For over 100 years the line clearance tree trimmers have existed, woman and men alike working the power lines in ways most people never think of. They are climbing the trees manually or using bucket equipment to get to them, none the less they are working around the power lines, live lines 99% of the time. If that doesn’t take skill and just about the same amount of guts, I don’t know what does. It is not an easy feat, 50+ feet in the air at the mercy of the elements, roping cutting and lowering branches down and away from the power lines in daily maintenance that is done to help keep the power on. Often these men and women are called out on storms, either locally or out of state, for days sometimes weeks, helping to restore power after major storms. They are the men and woman that work with the lineman to keep your lights on. “Our line Brotherhood builds it…We protect it. Line clearance keeping the lights on.”
FACTS ABOUT LINE CLEARANCE TREE TRIMMERS:
NUMBERS: 12,000 IBEW members work as tree trimmers. Signatory contractors generated more than 14 million hours of labor in 2012.
UNION DENSITY: Industry more than 80 percent organized in Pacific Northwest. Much lower percentage organized in other regions. Many employers “double-breasted” — own union and nonunion subsidiaries.
LOCAL UNIONS: More than 50 locals have jurisdiction in the line clearance tree trimming sector.
Chicago Local 9 includes 700 tree trimmers, the majority work for Commonwealth Edison contractors. Work increasing at rate of 20 to 30 new trimmers every year — result of state legislation mandating more trimming in advance of storms.
SAFETY: Line clearance tree trimming is one of most hazardous occupations in the country according to the National Institute of Safety and Health.
Tree trimming is covered under standards for the logging industry, a very different occupation from the line clearance sector. IP Hill has signed a letter to OSHA endorsing improved safety protections in the industry.

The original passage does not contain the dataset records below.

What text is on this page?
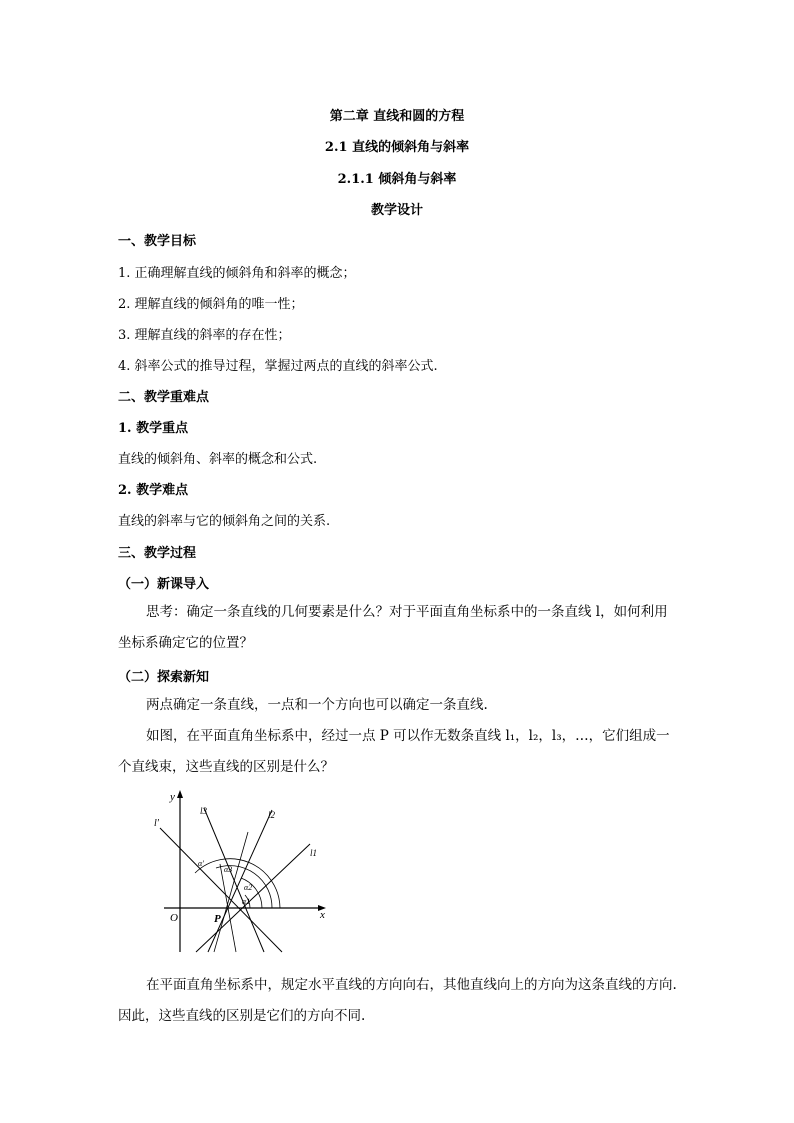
第二章 直线和圆的方程
2.1 直线的倾斜角与斜率
2.1.1 倾斜角与斜率
教学设计
一、教学目标
1. 正确理解直线的倾斜角和斜率的概念；
2. 理解直线的倾斜角的唯一性；
3. 理解直线的斜率的存在性；
4. 斜率公式的推导过程，掌握过两点的直线的斜率公式.
二、教学重难点
1. 教学重点
直线的倾斜角、斜率的概念和公式.
2. 教学难点
直线的斜率与它的倾斜角之间的关系.
三、教学过程
（一）新课导入
思考：确定一条直线的几何要素是什么？对于平面直角坐标系中的一条直线 l，如何利用坐标系确定它的位置？
（二）探索新知
两点确定一条直线，一点和一个方向也可以确定一条直线.
如图，在平面直角坐标系中，经过一点 P 可以作无数条直线 l₁，l₂，l₃，…，它们组成一个直线束，这些直线的区别是什么？
y
x
O	P
l1
l2
l3
l′
α1
α2
α3
α′
在平面直角坐标系中，规定水平直线的方向向右，其他直线向上的方向为这条直线的方向.因此，这些直线的区别是它们的方向不同.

SUBCONTRACTING: Most utility companies rely on subcontractors. Rural Electric Associations, however, usually directly employ 2 or more tree trimmers for small jobs, subcontracting major work.
West Frankfort, Ill., Local 702 employs 275 tree trimmers employed by REAs and seven contractors. The local union maintains nearly 100 percent of line clearance tree trimming work in 11 counties of S.E. Missouri, 28 counties in Illinois and 13 in Southern Indiana.